During the third round of negotiations the Chinese delegation declared that its main goal was the discussion of two issues with the Soviet delegation:

First: Concerning a shift to the development of a draft general agreement concerning the entire set of issues of a mutual reduction of armed forces and a strengthening of confidence in the military field in the border region.

Second: Concerning the possible content of a general agreement which should be based on the 24 April 1990 Agreement about the guiding principles.
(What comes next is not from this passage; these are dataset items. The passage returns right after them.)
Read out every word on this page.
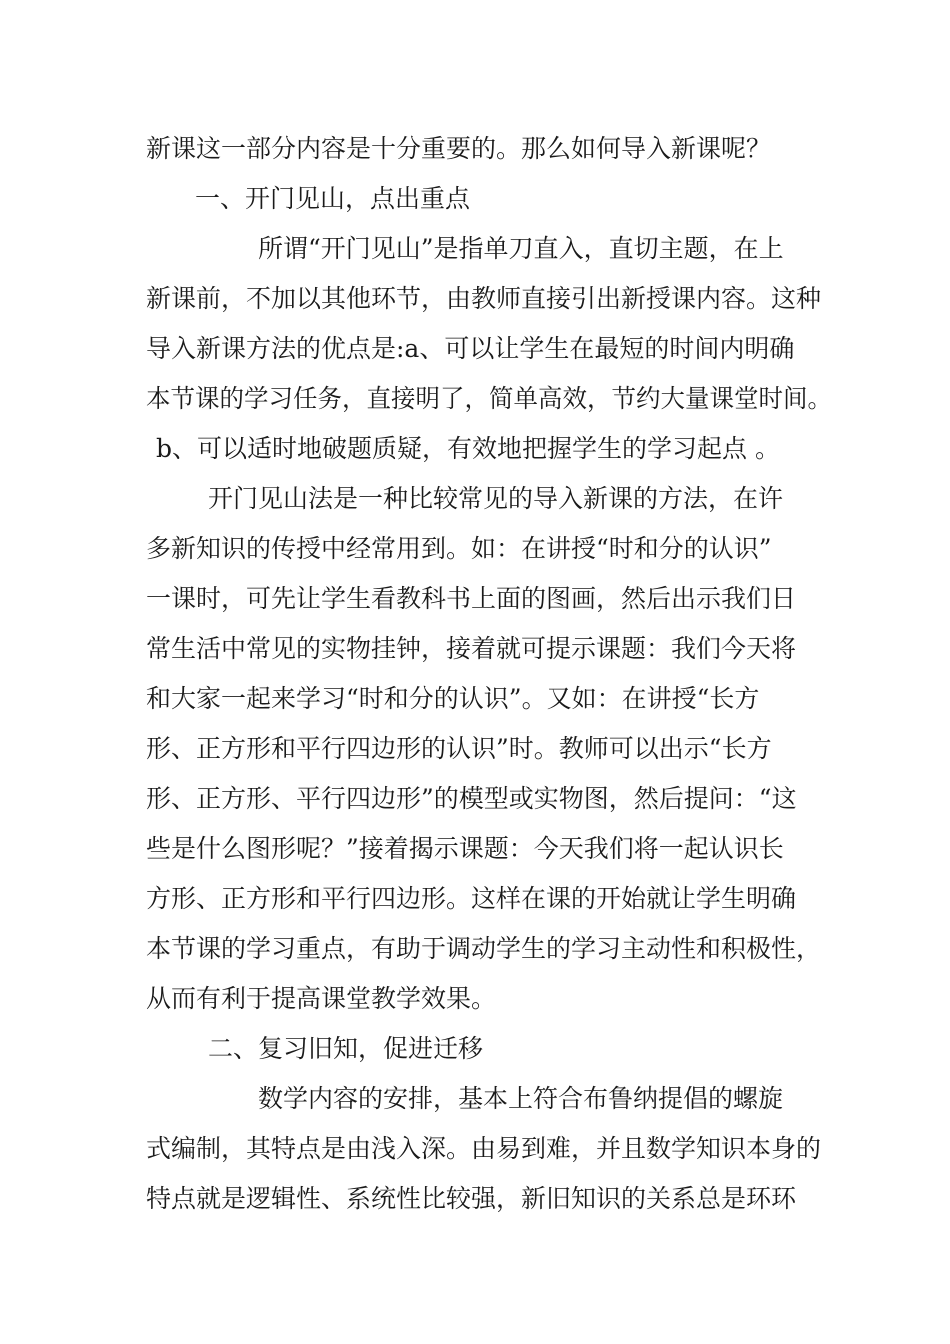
新课这一部分内容是十分重要的。那么如何导入新课呢？
一、开门见山，点出重点
所谓“开门见山”是指单刀直入，直切主题，在上
新课前，不加以其他环节，由教师直接引出新授课内容。这种
导入新课方法的优点是:a、可以让学生在最短的时间内明确
本节课的学习任务，直接明了，简单高效，节约大量课堂时间。
b、可以适时地破题质疑，有效地把握学生的学习起点 。
开门见山法是一种比较常见的导入新课的方法，在许
多新知识的传授中经常用到。如：在讲授“时和分的认识”
一课时，可先让学生看教科书上面的图画，然后出示我们日
常生活中常见的实物挂钟，接着就可提示课题：我们今天将
和大家一起来学习“时和分的认识”。又如：在讲授“长方
形、正方形和平行四边形的认识”时。教师可以出示“长方
形、正方形、平行四边形”的模型或实物图，然后提问：“这
些是什么图形呢？”接着揭示课题：今天我们将一起认识长
方形、正方形和平行四边形。这样在课的开始就让学生明确
本节课的学习重点，有助于调动学生的学习主动性和积极性，
从而有利于提高课堂教学效果。
二、复习旧知，促进迁移
数学内容的安排，基本上符合布鲁纳提倡的螺旋
式编制，其特点是由浅入深。由易到难，并且数学知识本身的
特点就是逻辑性、系统性比较强，新旧知识的关系总是环环
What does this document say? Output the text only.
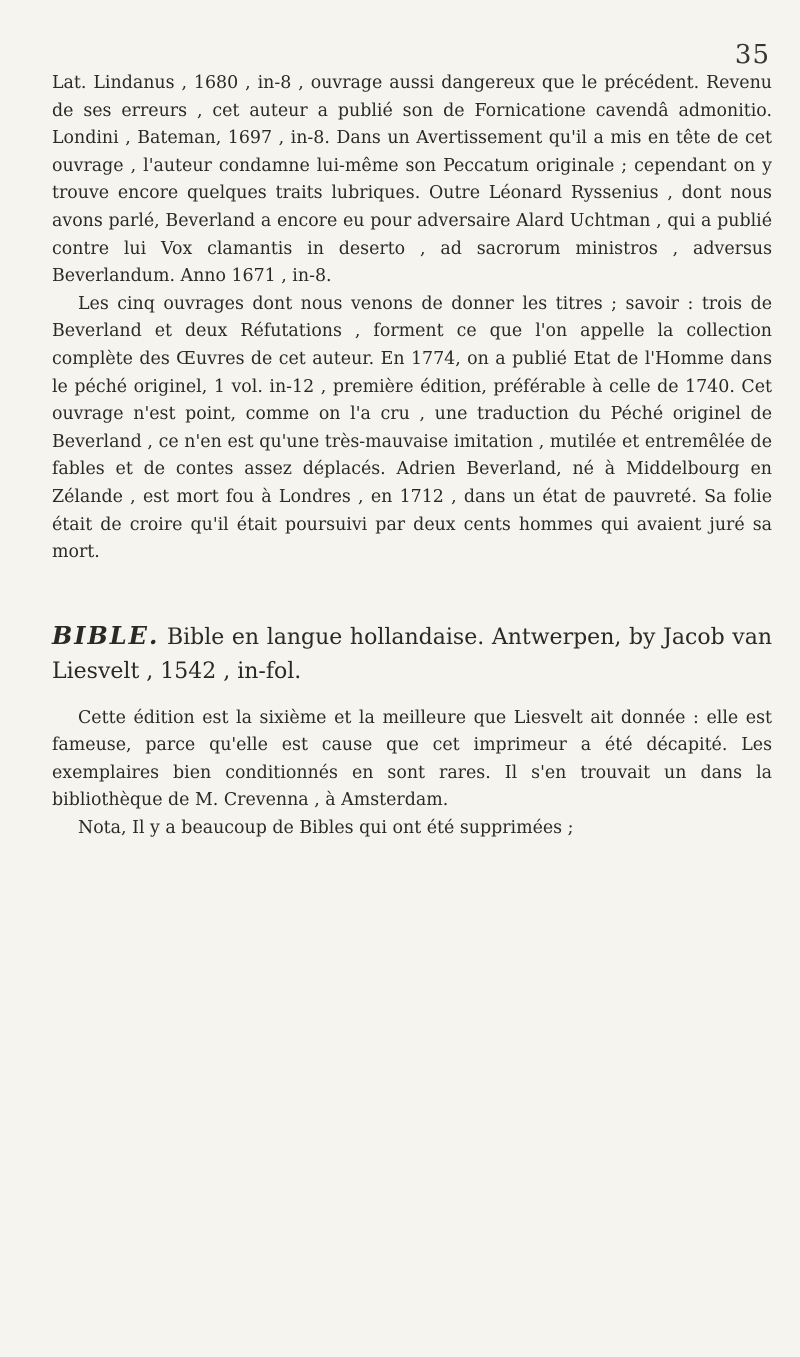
35

Lat. Lindanus , 1680 , in-8 , ouvrage aussi dangereux que le précédent. Revenu de ses erreurs , cet auteur a publié son de Fornicatione cavendâ admonitio. Londini , Bateman, 1697 , in-8. Dans un Avertissement qu'il a mis en tête de cet ouvrage , l'auteur condamne lui-même son Peccatum originale ; cependant on y trouve encore quelques traits lubriques. Outre Léonard Ryssenius , dont nous avons parlé, Beverland a encore eu pour adversaire Alard Uchtman , qui a publié contre lui Vox clamantis in deserto , ad sacrorum ministros , adversus Beverlandum. Anno 1671 , in-8.

Les cinq ouvrages dont nous venons de donner les titres ; savoir : trois de Beverland et deux Réfutations , forment ce que l'on appelle la collection complète des Œuvres de cet auteur. En 1774, on a publié Etat de l'Homme dans le péché originel, 1 vol. in-12 , première édition, préférable à celle de 1740. Cet ouvrage n'est point, comme on l'a cru , une traduction du Péché originel de Beverland , ce n'en est qu'une très-mauvaise imitation , mutilée et entremêlée de fables et de contes assez déplacés. Adrien Beverland, né à Middelbourg en Zélande , est mort fou à Londres , en 1712 , dans un état de pauvreté. Sa folie était de croire qu'il était poursuivi par deux cents hommes qui avaient juré sa mort.

BIBLE. Bible en langue hollandaise. Antwerpen, by Jacob van Liesvelt , 1542 , in-fol.

Cette édition est la sixième et la meilleure que Liesvelt ait donnée : elle est fameuse, parce qu'elle est cause que cet imprimeur a été décapité. Les exemplaires bien conditionnés en sont rares. Il s'en trouvait un dans la bibliothèque de M. Crevenna , à Amsterdam.

Nota, Il y a beaucoup de Bibles qui ont été supprimées ;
At the same time the Chinese side thinks that a provision of a political nature, the non-use of the armed forces of the parties deployed in the border regions to attack one another, should be reflected in the general agreement.

In the opinion of the Chinese delegation when agreement in this regard is reached at the Moscow round each Party will prepare its draft, then after some time the parties could exchange them, and on this basis begin to develop a joint draft of a general agreement at the Beijing round (the middle of June of this year).

The Chinese delegation proceeds from an understanding that the preparation of a joint draft of an agreement will require much time and effort, while individual quantitative parameters [will require] a comparatively long agreement.

In our view, on the whole the further holding of negotiations on the basis of the development of a general agreement fits into our conceptual view of the negotiations and existing instructions.

It would be advisable by the end of the Moscow round to express agreement with the idea of the development of a general agreement about the entire set of issues of the mutual reduction of armed forces, stipulating in the process that its substance will be based on the clauses of the Agreement about the guiding principles. Say that we will pass our draft of an agreement to the Chinese side as soon as it is prepared.

Bear in mind that experience gained in previous rounds and the corresponding instructions to the delegation will be used when drawing up our draft. The draft will be submitted for approval in the established procedure.